Indeed, there’s evidence that very low carbohydrate or ketogenic diets may reduce the requirement for vitamin C. By maintaining generally lower levels of blood glucose, there’s less competition for cellular uptake of vitamin C. Additionally, animal studies show that ketogenic diets increase mitochondrial glutathione levels.4 Glutathione is an important antioxidant and helps recycle or “spare” vitamin C, so increased glutathione levels could, in theory, reduce the need for increased vitamin C intake. Ketogenic diets may also increase uric acid levels. Owing to correlations between elevated uric acid levels and occurrence of gout attacks, this is typically seen as a negative thing. But uric acid isn’t always or automatically an enemy. It’s actually a powerful antioxidant in its own right5—one that’s been shown to be as powerful as vitamin C itself.6 Humans and other higher primates lack the ability to synthesize vitamin C, and we also lack functional uricase, the enzyme that breaks down uric acid. It’s possible these are related, and that uric acid may “make up for” lower vitamin C levels, and perform some of the same antioxidant actions.

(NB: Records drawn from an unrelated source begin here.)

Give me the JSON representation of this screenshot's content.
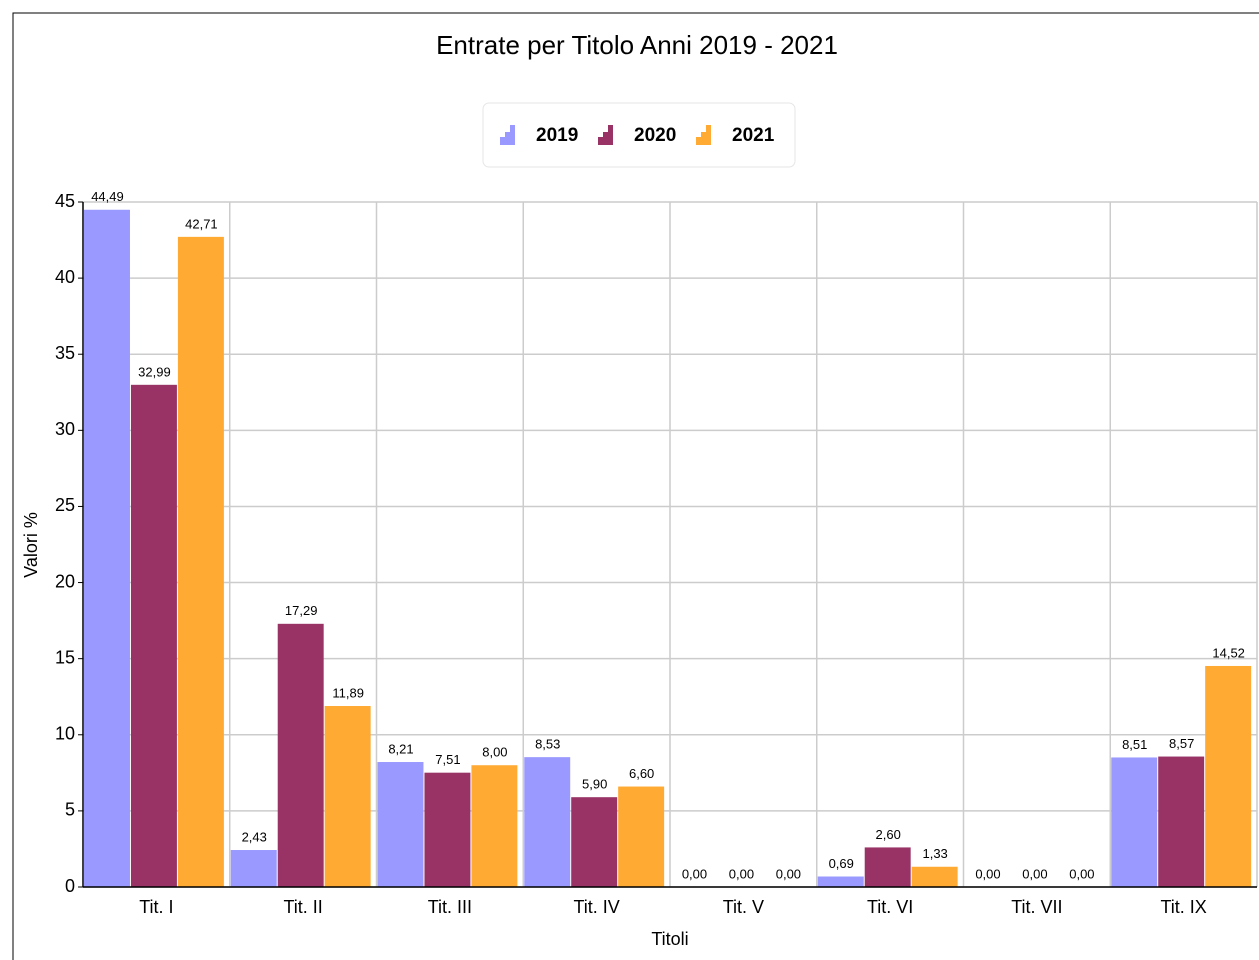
{
  "chart_data": {
    "type": "bar",
    "title": "Entrate per Titolo  Anni  2019 - 2021",
    "x_label": "Titoli",
    "y_label": "Valori %",
    "categories": [
      "Tit. I",
      "Tit. II",
      "Tit. III",
      "Tit. IV",
      "Tit. V",
      "Tit. VI",
      "Tit. VII",
      "Tit. IX"
    ],
    "series": [
      {
        "name": "2019",
        "color": "#9999ff",
        "values": [
          44.49,
          2.43,
          8.21,
          8.53,
          0,
          0.69,
          0,
          8.51
        ],
        "value_labels": [
          "44,49",
          "2,43",
          "8,21",
          "8,53",
          "0,00",
          "0,69",
          "0,00",
          "8,51"
        ]
      },
      {
        "name": "2020",
        "color": "#993366",
        "values": [
          32.99,
          17.29,
          7.51,
          5.9,
          0,
          2.6,
          0,
          8.57
        ],
        "value_labels": [
          "32,99",
          "17,29",
          "7,51",
          "5,90",
          "0,00",
          "2,60",
          "0,00",
          "8,57"
        ]
      },
      {
        "name": "2021",
        "color": "#ffaa33",
        "values": [
          42.71,
          11.89,
          8,
          6.6,
          0,
          1.33,
          0,
          14.52
        ],
        "value_labels": [
          "42,71",
          "11,89",
          "8,00",
          "6,60",
          "0,00",
          "1,33",
          "0,00",
          "14,52"
        ]
      }
    ],
    "ylim": [
      0,
      45
    ],
    "yticks": [
      0,
      5,
      10,
      15,
      20,
      25,
      30,
      35,
      40,
      45
    ],
    "grid": true,
    "legend": "top"
  }
}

Some of this is speculation, but it’s interesting to consider that for as much as is known about the critical effects of vitamin C in the immune system, there’s clearly a lot more to learn about lesser-known properties of this “antiscorbutic” nutrient.

Sources:

  1. KC S, Cárcamo JM, Golde DW. Vitamin C enters mitochondria via facilitative glucose transporter 1 (Glut1) and confers mitochondrial protection against oxidative injury.
  2. Mann GV, Newton P. The membrane transport of ascorbic acid. Ann N Y Acad Sci. 1975 Sep 30;258:243-52. FASEB J. 2005 Oct;19(12):1657-67.
  3. Ottoboni F, Ottoboni A. Ascorbic Acid and the Immune System. Journal of Orthomolecular Medicine 20(3). September 2005.
  4. Jarrett SG, Milder JB, Liang LP, Patel M. The ketogenic diet increases mitochondrial glutathione levels. J Neurochem. 2008 Aug;106(3):1044-51.
  5. Glantzounis GK, Tsimoyiannis EC, Kappas AM, Galaris DA. Uric acid and oxidative stress. Curr Pharm Des. 2005;11(32):4145-51.
  6. Ames BN, Cathcart R, Schwiers E, Hochstein P. Uric acid provides an antioxidant defense in humans against oxidant- and radical-caused aging and cancer: a hypothesis. Proc Natl Acad Sci U S A. 1981 Nov;78(11):6858-62.